In our work, each pixel of an obtained target is associated to a weight that reflects the possibility of this pixel to be observed in the next frame. Initially, we set all these weights equally. As analyzed in the above demonstration shown in Figs. 1, 2 and 3, the estimation errors are normally large in the regions of the distractive objects (see Fig. 2(d)). Thus, we adjust the weights in each frame to be inversely proportional to the corresponding estimation errors. To avoid that the observed pixels (they always have zero estimation errors) dominate the update, their weights are constrained during the computation. Finally, we draw the same number of entries randomly according to their weights and use these entries as the new index set \(\varOmega \).
Specifically, in the k-th frame, the weight of the the j-th pixel, denoted by \(w_j^k\), is updated by
$$\begin{aligned} w_j^k\propto {\left\{ \begin{array}{ll} \begin{array}{ll} \frac{1}{e_j^k}, &{} j\notin \varOmega \\ \frac{1}{e_a+e_j^{k-1}\left( e_b-e_a\right) }, &{} j\in \varOmega , \end{array} \end{array}\right. } \end{aligned}$$
(13)
where \(e_j^k\) denotes the estimation error of the k-th target in the j-th pixel, and \(e_a\) and \(e_b\) are determined by
$$\begin{aligned} e_{i_1}<e_{i_2}<\dots<e_a<e_m<e_b<\dots <{\mathbf {e}}_{i_N}, \end{aligned}$$
(14)
where \(e_m\) denotes the median value of the N estimation errors, and \(i_k\in \left\{ 1,2,\dots ,N\right\} \). In the above equations, we divide the pixels into two categories and update their associated weights respectively. One category contains the pixels outside the index set \(\varOmega \), i.e., in the case of \(j\notin \varOmega \) for the j-th pixel of the k-th target. Among these pixels, the pixels with large estimation errors are unexpected to be observed in the next frame, since they have high possibilities to be located on the distractive objects. Thus, we directly set their associated weights inversely proportional to their estimation error \(e_j^k\). The other category contains the pixels indexed by \(\varOmega \). Because these pixels are the observed ones in the current frame, i.e., they have zero estimation errors, they are expected to be observed in the next frame. In addition, in order to avoid that these pixels dominate the update, we deliberately decrease their possibilities to be observed to some extent. For this reason, we constraint the possibilities of these pixels within an appropriate range, or equivalently assign them certain errors within an range \(\left[ e_a,e_b\right] \). In practice, the median of the target estimation errors in last frame, i.e., the \(\left( k-1\right) \)-th target, is a reasonable reference in setting \(e_a\) and \(e_b\), such that their values are not being set too low or too high. In our experiments, \(e_a\) and \(e_b\) are set to the errors just below and above the median error, respectively.

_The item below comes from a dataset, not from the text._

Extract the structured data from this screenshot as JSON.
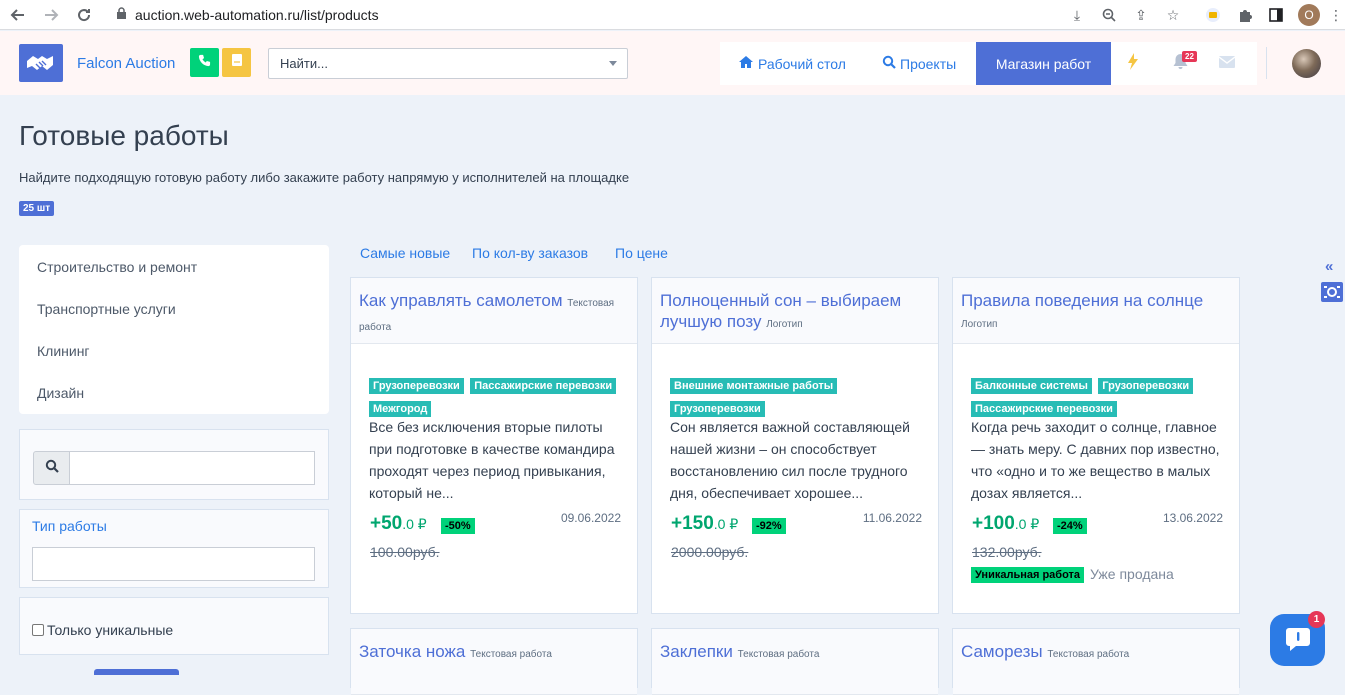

Figure 4 illustrates the online update strategy of \(\varOmega \) between two consecutive frames. It can be seen from Fig. 4(b) that the pixels from the distractive object (the magazine) have higher possibilities to be excluded (i.e., not indexed in \(\varOmega \)) in the next frame. From Fig. 4(c), it is evident that the pixels belonging to the distractive object are reduced in the local observations of the target in the next frame. In our experiments, similar to the work [32], we use ten target templates.